Simultaneous film thickness and refractive index measurement using a constrained fitting method in a white light spectral interferometer.

Film is widely used in optoelectronic and semiconductor industries. The accurate measurement of the film thickness and refractive index, as well as the surface topography of the top and bottom surfaces are necessary to ensure its processing quality. Multiple measurement methods were developed; however, they are limited by the requirements of a known dispersion model and initial values of thickness and refractive index. Further, their systems are rarely compatible with surface topography measurement methods. We propose a constrained nonlinear fitting method to simultaneously measure the thickness and refractive index of film in a simple white-light spectral interferometer.
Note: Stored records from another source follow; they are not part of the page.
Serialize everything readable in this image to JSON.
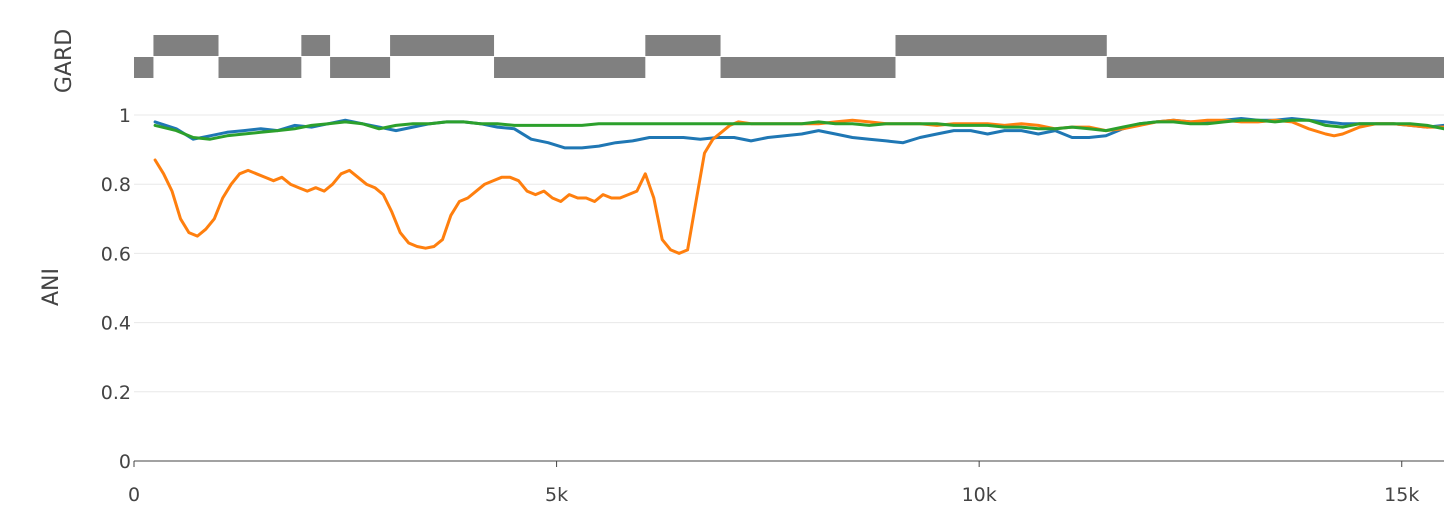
{
  "chart_data": {
    "type": "line",
    "title": "",
    "xlabel": "",
    "ylabel": "ANI",
    "xlim": [
      0,
      15500
    ],
    "ylim": [
      0,
      1
    ],
    "x_ticks": [
      0,
      5000,
      10000,
      15000
    ],
    "x_tick_labels": [
      "0",
      "5k",
      "10k",
      "15k"
    ],
    "y_ticks": [
      0,
      0.2,
      0.4,
      0.6,
      0.8,
      1
    ],
    "y_tick_labels": [
      "0",
      "0.2",
      "0.4",
      "0.6",
      "0.8",
      "1"
    ],
    "grid": true,
    "legend": "none",
    "gard_track": {
      "label": "GARD",
      "color": "#808080",
      "segments": [
        {
          "start": 0,
          "end": 230,
          "level": "low"
        },
        {
          "start": 230,
          "end": 1000,
          "level": "high"
        },
        {
          "start": 1000,
          "end": 1980,
          "level": "low"
        },
        {
          "start": 1980,
          "end": 2320,
          "level": "high"
        },
        {
          "start": 2320,
          "end": 3030,
          "level": "low"
        },
        {
          "start": 3030,
          "end": 4260,
          "level": "high"
        },
        {
          "start": 4260,
          "end": 6050,
          "level": "low"
        },
        {
          "start": 6050,
          "end": 6940,
          "level": "high"
        },
        {
          "start": 6940,
          "end": 9010,
          "level": "low"
        },
        {
          "start": 9010,
          "end": 11510,
          "level": "high"
        },
        {
          "start": 11510,
          "end": 15500,
          "level": "low"
        }
      ]
    },
    "series": [
      {
        "color": "#1f77b4",
        "x": [
          250,
          500,
          700,
          900,
          1100,
          1300,
          1500,
          1700,
          1900,
          2100,
          2300,
          2500,
          2700,
          2900,
          3100,
          3300,
          3500,
          3700,
          3900,
          4100,
          4300,
          4500,
          4700,
          4900,
          5100,
          5300,
          5500,
          5700,
          5900,
          6100,
          6300,
          6500,
          6700,
          6900,
          7100,
          7300,
          7500,
          7700,
          7900,
          8100,
          8300,
          8500,
          8700,
          8900,
          9100,
          9300,
          9500,
          9700,
          9900,
          10100,
          10300,
          10500,
          10700,
          10900,
          11100,
          11300,
          11500,
          11700,
          11900,
          12100,
          12300,
          12500,
          12700,
          12900,
          13100,
          13300,
          13500,
          13700,
          13900,
          14100,
          14300,
          14500,
          14700,
          14900,
          15100,
          15300,
          15500
        ],
        "y": [
          0.98,
          0.96,
          0.93,
          0.94,
          0.95,
          0.955,
          0.96,
          0.955,
          0.97,
          0.965,
          0.975,
          0.985,
          0.975,
          0.965,
          0.955,
          0.965,
          0.975,
          0.98,
          0.98,
          0.975,
          0.965,
          0.96,
          0.93,
          0.92,
          0.905,
          0.905,
          0.91,
          0.92,
          0.925,
          0.935,
          0.935,
          0.935,
          0.93,
          0.935,
          0.935,
          0.925,
          0.935,
          0.94,
          0.945,
          0.955,
          0.945,
          0.935,
          0.93,
          0.925,
          0.92,
          0.935,
          0.945,
          0.955,
          0.955,
          0.945,
          0.955,
          0.955,
          0.945,
          0.955,
          0.935,
          0.935,
          0.94,
          0.96,
          0.975,
          0.98,
          0.985,
          0.98,
          0.98,
          0.985,
          0.99,
          0.985,
          0.985,
          0.99,
          0.985,
          0.98,
          0.975,
          0.975,
          0.975,
          0.975,
          0.97,
          0.965,
          0.97
        ]
      },
      {
        "color": "#ff7f0e",
        "x": [
          250,
          350,
          450,
          550,
          650,
          750,
          850,
          950,
          1050,
          1150,
          1250,
          1350,
          1450,
          1550,
          1650,
          1750,
          1850,
          1950,
          2050,
          2150,
          2250,
          2350,
          2450,
          2550,
          2650,
          2750,
          2850,
          2950,
          3050,
          3150,
          3250,
          3350,
          3450,
          3550,
          3650,
          3750,
          3850,
          3950,
          4050,
          4150,
          4250,
          4350,
          4450,
          4550,
          4650,
          4750,
          4850,
          4950,
          5050,
          5150,
          5250,
          5350,
          5450,
          5550,
          5650,
          5750,
          5850,
          5950,
          6050,
          6150,
          6250,
          6350,
          6450,
          6550,
          6650,
          6750,
          6850,
          6950,
          7050,
          7150,
          7300,
          7500,
          7700,
          7900,
          8100,
          8300,
          8500,
          8700,
          8900,
          9100,
          9300,
          9500,
          9700,
          9900,
          10100,
          10300,
          10500,
          10700,
          10900,
          11100,
          11300,
          11500,
          11700,
          11900,
          12100,
          12300,
          12500,
          12700,
          12900,
          13100,
          13300,
          13500,
          13700,
          13900,
          14100,
          14200,
          14300,
          14400,
          14500,
          14700,
          14900,
          15100,
          15300,
          15500
        ],
        "y": [
          0.87,
          0.83,
          0.78,
          0.7,
          0.66,
          0.65,
          0.67,
          0.7,
          0.76,
          0.8,
          0.83,
          0.84,
          0.83,
          0.82,
          0.81,
          0.82,
          0.8,
          0.79,
          0.78,
          0.79,
          0.78,
          0.8,
          0.83,
          0.84,
          0.82,
          0.8,
          0.79,
          0.77,
          0.72,
          0.66,
          0.63,
          0.62,
          0.615,
          0.62,
          0.64,
          0.71,
          0.75,
          0.76,
          0.78,
          0.8,
          0.81,
          0.82,
          0.82,
          0.81,
          0.78,
          0.77,
          0.78,
          0.76,
          0.75,
          0.77,
          0.76,
          0.76,
          0.75,
          0.77,
          0.76,
          0.76,
          0.77,
          0.78,
          0.83,
          0.76,
          0.64,
          0.61,
          0.6,
          0.61,
          0.75,
          0.89,
          0.93,
          0.95,
          0.97,
          0.98,
          0.975,
          0.975,
          0.975,
          0.975,
          0.975,
          0.98,
          0.985,
          0.98,
          0.975,
          0.975,
          0.975,
          0.97,
          0.975,
          0.975,
          0.975,
          0.97,
          0.975,
          0.97,
          0.96,
          0.965,
          0.965,
          0.955,
          0.96,
          0.97,
          0.98,
          0.985,
          0.98,
          0.985,
          0.985,
          0.98,
          0.98,
          0.985,
          0.98,
          0.96,
          0.945,
          0.94,
          0.945,
          0.955,
          0.965,
          0.975,
          0.975,
          0.97,
          0.965,
          0.965
        ]
      },
      {
        "color": "#2ca02c",
        "x": [
          250,
          500,
          700,
          900,
          1100,
          1300,
          1500,
          1700,
          1900,
          2100,
          2300,
          2500,
          2700,
          2900,
          3100,
          3300,
          3500,
          3700,
          3900,
          4100,
          4300,
          4500,
          4700,
          4900,
          5100,
          5300,
          5500,
          5700,
          5900,
          6100,
          6300,
          6500,
          6700,
          6900,
          7100,
          7300,
          7500,
          7700,
          7900,
          8100,
          8300,
          8500,
          8700,
          8900,
          9100,
          9300,
          9500,
          9700,
          9900,
          10100,
          10300,
          10500,
          10700,
          10900,
          11100,
          11300,
          11500,
          11700,
          11900,
          12100,
          12300,
          12500,
          12700,
          12900,
          13100,
          13300,
          13500,
          13700,
          13900,
          14100,
          14300,
          14500,
          14700,
          14900,
          15100,
          15300,
          15500
        ],
        "y": [
          0.97,
          0.955,
          0.935,
          0.93,
          0.94,
          0.945,
          0.95,
          0.955,
          0.96,
          0.97,
          0.975,
          0.98,
          0.975,
          0.96,
          0.97,
          0.975,
          0.975,
          0.98,
          0.98,
          0.975,
          0.975,
          0.97,
          0.97,
          0.97,
          0.97,
          0.97,
          0.975,
          0.975,
          0.975,
          0.975,
          0.975,
          0.975,
          0.975,
          0.975,
          0.975,
          0.975,
          0.975,
          0.975,
          0.975,
          0.98,
          0.975,
          0.975,
          0.97,
          0.975,
          0.975,
          0.975,
          0.975,
          0.97,
          0.97,
          0.97,
          0.965,
          0.965,
          0.96,
          0.96,
          0.965,
          0.96,
          0.955,
          0.965,
          0.975,
          0.98,
          0.98,
          0.975,
          0.975,
          0.98,
          0.985,
          0.985,
          0.98,
          0.985,
          0.985,
          0.97,
          0.965,
          0.975,
          0.975,
          0.975,
          0.975,
          0.97,
          0.96
        ]
      }
    ]
  }
}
The nonlinear phase extracted by the spectral phase-shifting is fitted with the theoretical nonlinear phase obtained by multiple reflection model. The constraints of nonlinear fitting are obtained by the interferometric signal of vertical scanning, reconstructed by the integration of the white-light spectral signal to avoid local minima. The proposed method does not require a priori knowledge of the dispersion model and initial values of thickness and refractive index, and its system is compatible with the vertical scanning interferometry (VSI) method to reconstruct the surface topography of the top and bottom surfaces of film. Three SiO ₂ films with different thicknesses are measured, and the results show that the measured refractive index is within the theoretical value range of wavelength bandwidth and the measured thicknesses are closely aligned with the values provided by the commercial instrument. The measurement repeatability of refractive index reaches 10 ^-3 . Measurements on a polymer film demonstrate that this method is feasible for measuring the film without a priori information.